Ia menjelaskan bahwa meskipun manusia memiliki fungsi eksploitasi, Alquran juga menegaskan tugas konservasi (imarah). Namun, yang terjadi justru ketimpangan. "Manusia lebih ingat fungsi eksploitasi daripada fungsi konservasi," ujarnya.
KH Moqsith juga menyoroti keterbatasan hukum Islam kontemporer dalam merespons krisis lingkungan. Menurutnya, kerusakan hari ini bukan lagi dilakukan individu, melainkan oleh korporasi dan bahkan negara.
"Pandangan hukum kita masih menempatkan manusia sebagai satu-satunya objek hukum. Padahal kerusakan lingkungan dilakukan oleh persekutuan manusia, dan ini belum memiliki rujukan fikih yang memadai," jelasnya. Karena itu, ia mendorong perluasan tujuan syariat agar isu lingkungan mendapat posisi yang lebih kuat dalam bangunan hukum Islam.
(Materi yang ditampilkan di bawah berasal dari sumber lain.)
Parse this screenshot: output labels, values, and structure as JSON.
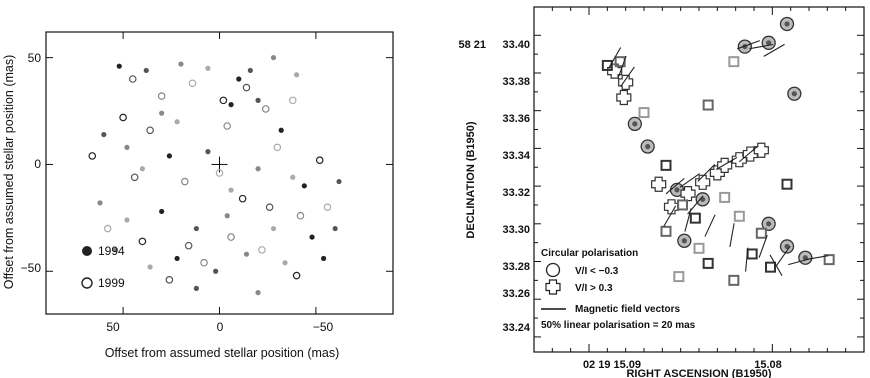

Kegiatan ini diselenggarakan oleh Badan Moderasi Beragama dan Pengembangan Sumber Daya Manusia (BMBPSDM) Kementerian Agama RI sebagai ikhtiar menggali pemaknaan, peran, dan rekomendasi ulama muda dalam isu moderasi beragama dan eko-teologi.
Rangkaian acara dilanjutkan dengan halaqah tematik yang membahas moderasi beragama dan ekoteologi secara lebih mendalam, serta diakhiri dengan rekomendasi dan deklarasi bersama untuk penguatan praktik ekoteologi di tengah masyarakat, terutama dalam konteks Indonesia yang tengah menghadapi situasi kebencanaan berulang.
Muktamar ini menegaskan satu pesan kunci: agama, pesantren, dan ulama muda tidak cukup hanya berbicara keselamatan spiritual, tetapi juga dituntut hadir dalam upaya penyelamatan bumi sebagai amanah teologis dan tanggung jawab kemanusiaan.